“Setiap orang yang mendengar perkataan-Ku ini dan melakukannya,

ia sama dengan orang yang bijaksana, yang mendirikan rumahnya di atas batu.

Kemudian turunlah hujan dan datanglah banjir, lalu angin melanda rumah itu,

tetapi rumah itu tidak rubuh sebab didirikan di atas batu.”

(Matius 7:24-25)

Rabu, 23 Maret 2016

BAHAN PEMAHAMAN ALKITAB AYUB 1:12-22

PA PD Alumni PMKT 19 Maret 2016

BAGAIMANA JIKA SAYA KEHILANGAN SEMUANYA?

Bacaan Alkitab: Ayub 1:12-22



Ayub adalah kerabat Abraham, sebab mereka berdua adalah keturunan Sem. Meskipun bukan orang Israel, Ayub menyembah Tuhan. Dia adalah orang ”terbesar dari antara semua orang Timur”, karena hartanya banyak sekali. Dia mempunyai seorang isteri, tujuh lelaki, dan tiga perempuan [Ayub 1:1-3]. Dia dengan bersungguh-sungguh melaksanakan kewajibannya sebagai imam bagi keluarganya, mempersembahkan korban kepada Allah demi kepentingan mereka. [Ayub 1:4, 5]

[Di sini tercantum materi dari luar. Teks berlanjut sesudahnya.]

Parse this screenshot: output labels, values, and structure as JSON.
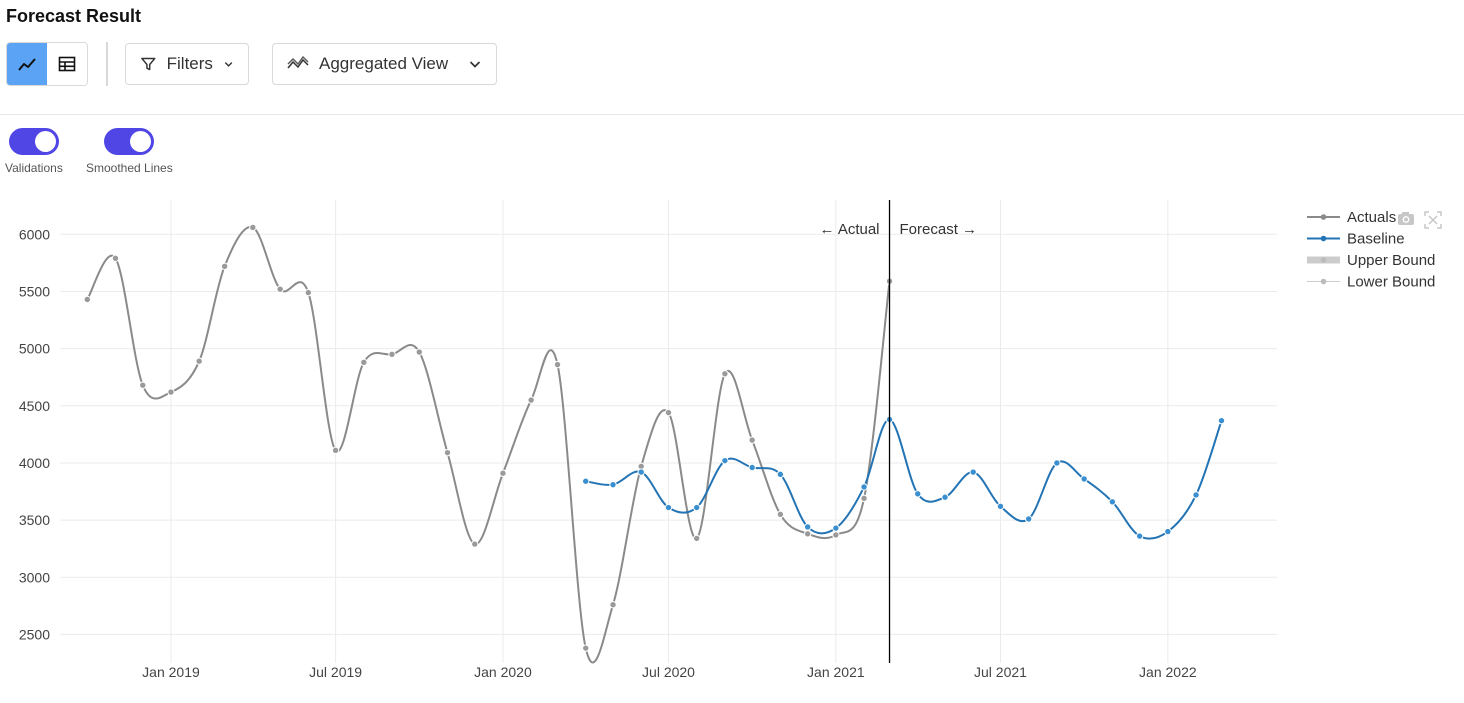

Ayub adalah tokoh penting di gerbang kota, bahkan orang-orang yang sudah berumur dan para jemaat menghormati dia [Ayub 29:5-11]. Dia duduk sebagai hakim yang tidak berat sebelah, melaksanakan keadilan sebagai pembela para janda, dan menjadi seperti ayah bagi anak lelaki yatim, orang yang menderita, dan siapa pun yang tidak mempunyai penolong [Ayub 29:12-17]. Dia menjaga diri bersih dari perbuatan tidak bermoral, ketamakan akan harta benda, serta penyembahan berhala, dan ia murah hati kepada orang yang miskin dan berkekurangan. [Ayub 31:9-28]

Pertanyaan Diskusi:



1.        Ayub tertimpa bencana beruntun yang menghabiskan seluruh harta miliknya dan mengambil nyawa ketujuh anaknya. Perhatikan ayat 12. Menurut Anda, apakah Iblis adalah penyebab semua bencana yang menimpa Ayub?

2.        Jika di masa sekarang kita tertimpa bencana, apakah semuanya itu juga karena perbuatan Iblis? Mungkinkah kita sendiri juga adalah penyebab bencana? Pikirkan sebuah contoh, diskusikan dan sharingkan jika mempunyai pengalaman pribadi!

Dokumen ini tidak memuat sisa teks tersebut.